The article says that Rivian might announce the plan in the coming weeks. People familiar with the matter pointed out that the issue is areas where the company has grown too quickly.
“The cuts will focus on nonmanufacturing roles, including teams with duplicate functions, said the people, who asked not to be identified discussing private information.”
Let’s recall that Rivian is ramping-up production of three all-electric vehicles: Rivian R1T pickup, Rivian R1S SUV and Rivian EDV vans for Amazon. The second quarter of this year has closed with 4,401 vehicles produced and 4,467 sold, which indicated noticeable progress compared to Q1 (respectively 2,553 produced and 1,227 delivered).
It’s obvious that Rivian is focused on manufacturing and supply chain, so any substantial layoffs at the factory can be ruled out. But other things, who knows? Bloomberg says that Rivian was not immediately available for comment.
The article notes that Rivian has roughly doubled its headcount over the past year, after the IPO. Slower than expected production ramp-up and parts supply constraints potentially require a focus on the foundations and adjusting the expansion plan.

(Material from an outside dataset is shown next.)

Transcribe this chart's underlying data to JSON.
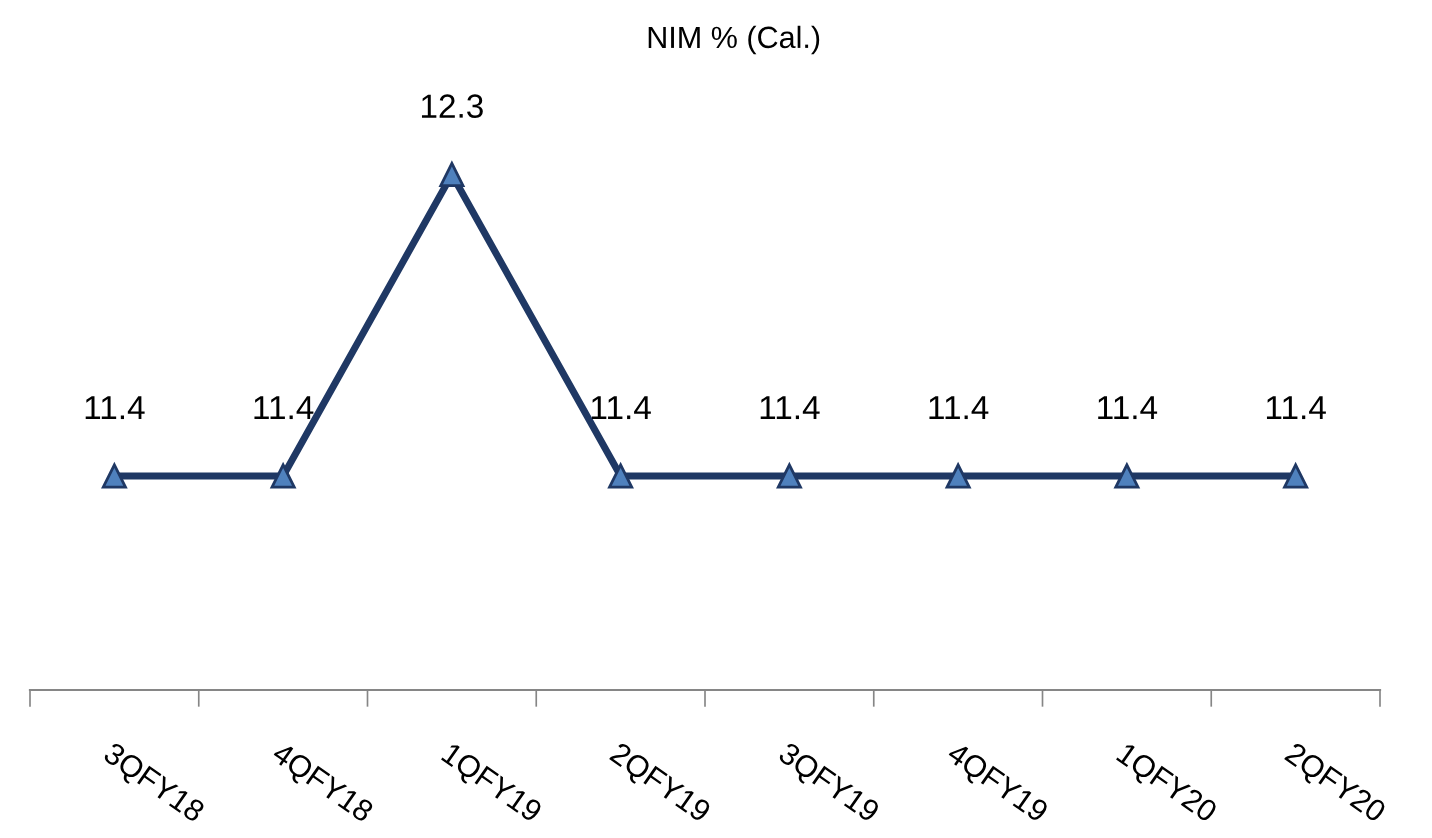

Tesla also recently hinted at job cuts (10% of the salaried workforce) and also not in the manufacturing areas. This is because demand for existing electric vehicles remains high, but production is the main bottleneck. Future projects or auxiliary tasks might be delayed, especially because the production of new things is limited anyway.
With backing from Amazon and Ford, almost $17 billion in cash, and restricted cash as of the end of March, Rivian does not seem endangered, but adjustments might be necessary to limit losses until reaching high volume production.